Schroedinger's Revolving Earth, or The Importance Of Parallel Subplots


One dreadful stumbling stone in stories, be they interactive or not, is the off-screen stasis.
We might all know this phenomenon:
The PoV is at location A, moves to B, and when we later (!) come back to A, seemingly no time has passed over there.
The status quo is still what we left it like.

This is one of the things that can break an otherwise good story. And one easily to fall victim of.
An author wants to have the reader witness things unfolding, so you might easily see the world fall into some sort of stasis once the PoV turns elsewhere.

And it might be worse in interactive fiction:
It’s easy to forget that while the MC is helping out old Mr Hawkins with the portal to ancient Rome that suddenly appeared in his fridge, Lucy LaCroix should actually still be trying to summon the spirit of her late divorce attorney to learn about the whereabouts of the much and very urgently needed divorce documents.

So why would Lucy hold off on this important task till the MC helps her?
Or, worse, why would Lucy either not do it at all if the MC isn’t there?

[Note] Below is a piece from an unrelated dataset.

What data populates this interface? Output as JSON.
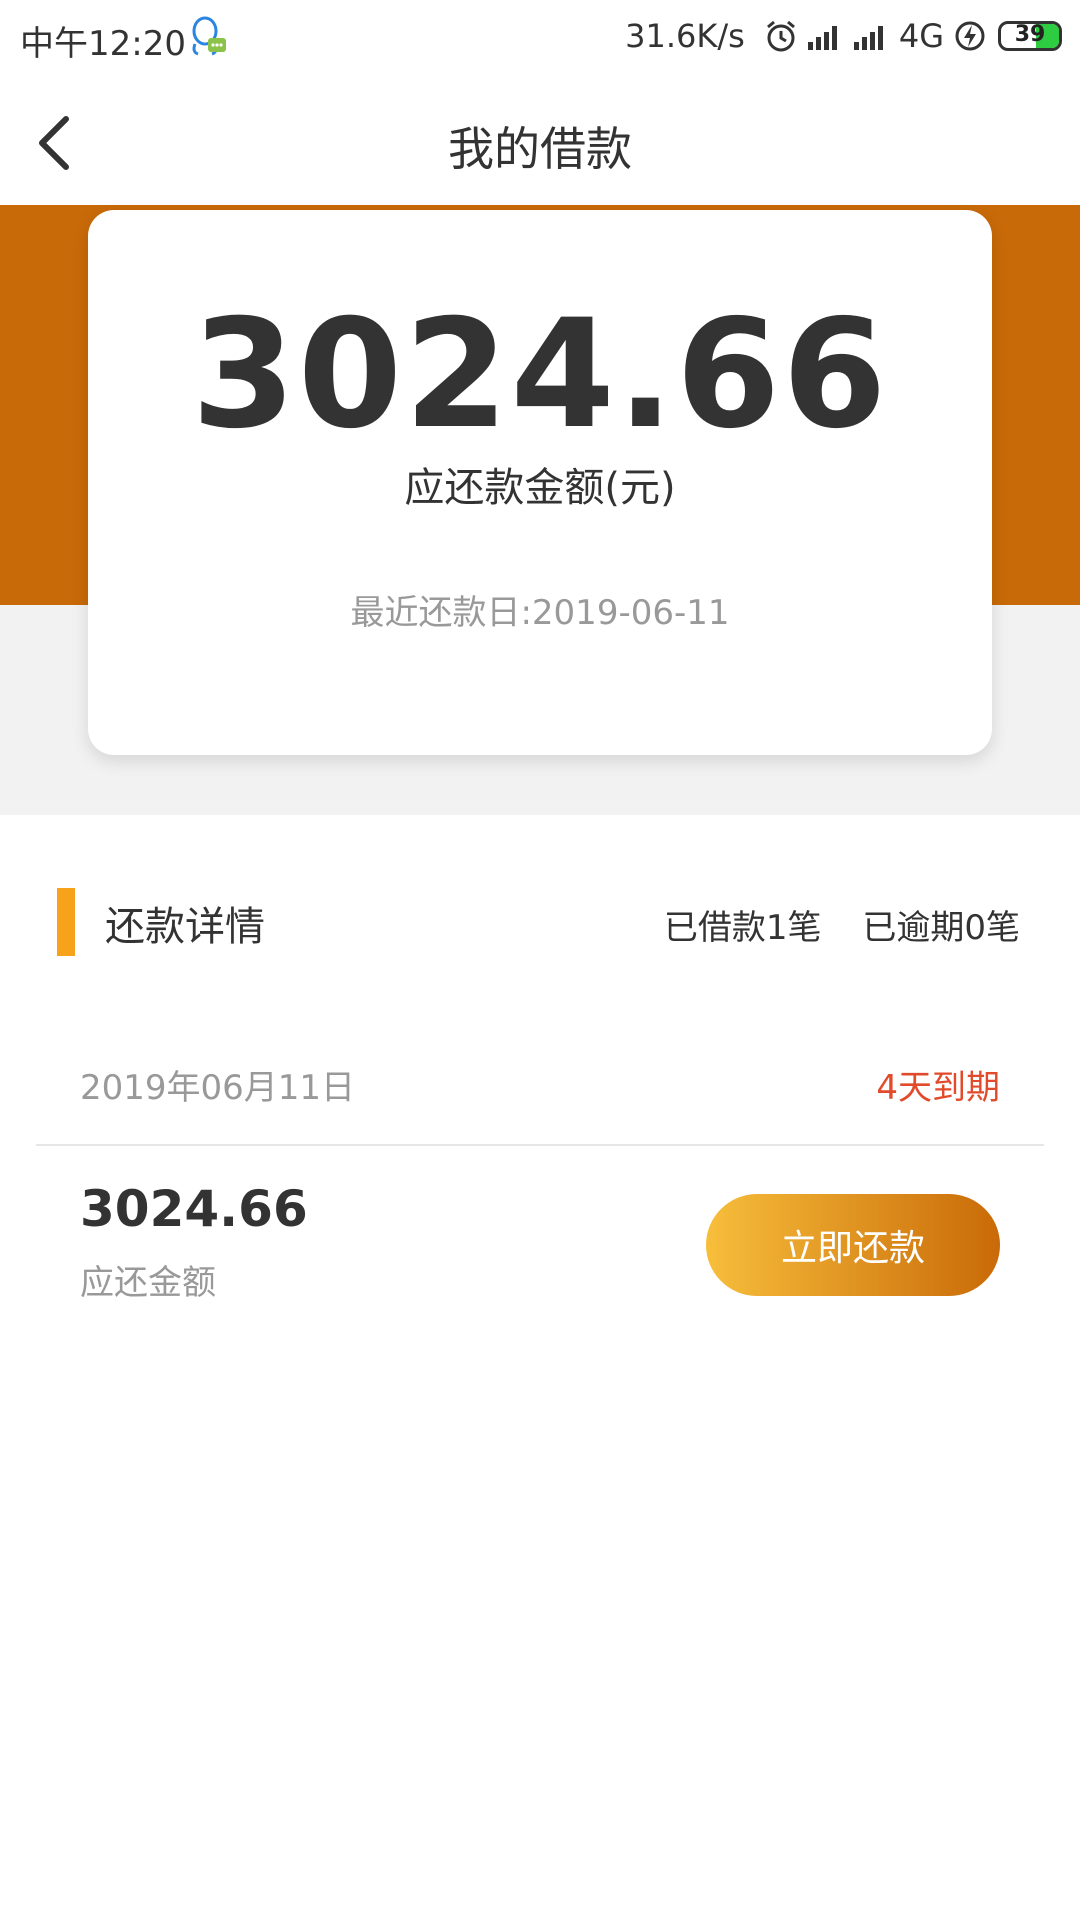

Not in the sense that she failed, but in the sense that she never even attempted it.

Now, there might be good reason why she didn’t do it, but in most cases there’d be no need for the MC to be present.
It’s a thing that should play out off-screen regardless.

It’s one of many things to stumble over (as said), so, hope this bit of rambling helped peeps here not fall on their nose.


One good way I conceptualise this is as the story as a series of counterfactuals, and hence a variety of possible worlds. For example:

World A
Player does f, hence x happens. As the player does not do g or h, not-y and not-z play out whilst x occurs.

World B
Player does g, hence y happens. As the player does not do f or h, not-x and not-z play out whilst y occurs.

World C

I think of the story as a sort of wind-up mechanism that you’ve thrown one agent with some free causal powers into. You need to anticipate how the player will play with the parts of the mechanism you’ve tossed them into whilst playing out the normal functioning of that mechanism had the player not intervened.


It depends entirely on the kind of experience you’re trying to achieve. For most cases, the acknowledgement that the world doesn’t revolve around the MC is great for immersion

But for games where you’re specifically aiming for that hero-centric interaction such as in the Kendrickstone series, the stasis is a contributor to the novelty of the story


First, sorry for reviving an old topic. But! This reminds me a lot of stuff I’ve learned through being a GM for tabletop games. All of my NPCs have plots and such and the assumption is that this is what happens if the PCs don’t step in. That’s a bit less helpful for IF, but there are two tools from Apocalypse World and the various games based on its engine that I think might be worth looking at.

The first are Doom Clocks. These are in base AW, but Urban Shadows does some cool stuff with them, too. Basically, you set up a clock for plots and player actions can slow, stop, or speed up the clock. You can’t go backwards, though. What’s especially great about these Doom Clocks is that they aren’t hourly intervals. It’s more like 3, 6, 9, 10, 11, Midnight/Doom.

While we can’t port doom clocks over into IF, I think having an idea of how the plot runs without a PC and where the breakpoints are–the moments the PC can change the clock–are. And making sure each breakpoint has at least one associated choice.

The other tool are fronts. These are also in base AW, but Dungeon World does them rather well.

What’s great about these is that they have you draft, outside of the story itself, the stakes, danger, portents, etc of the front. I think they could be a valuable planning tool and, like the clocks, will help ensure something is always happening in the background.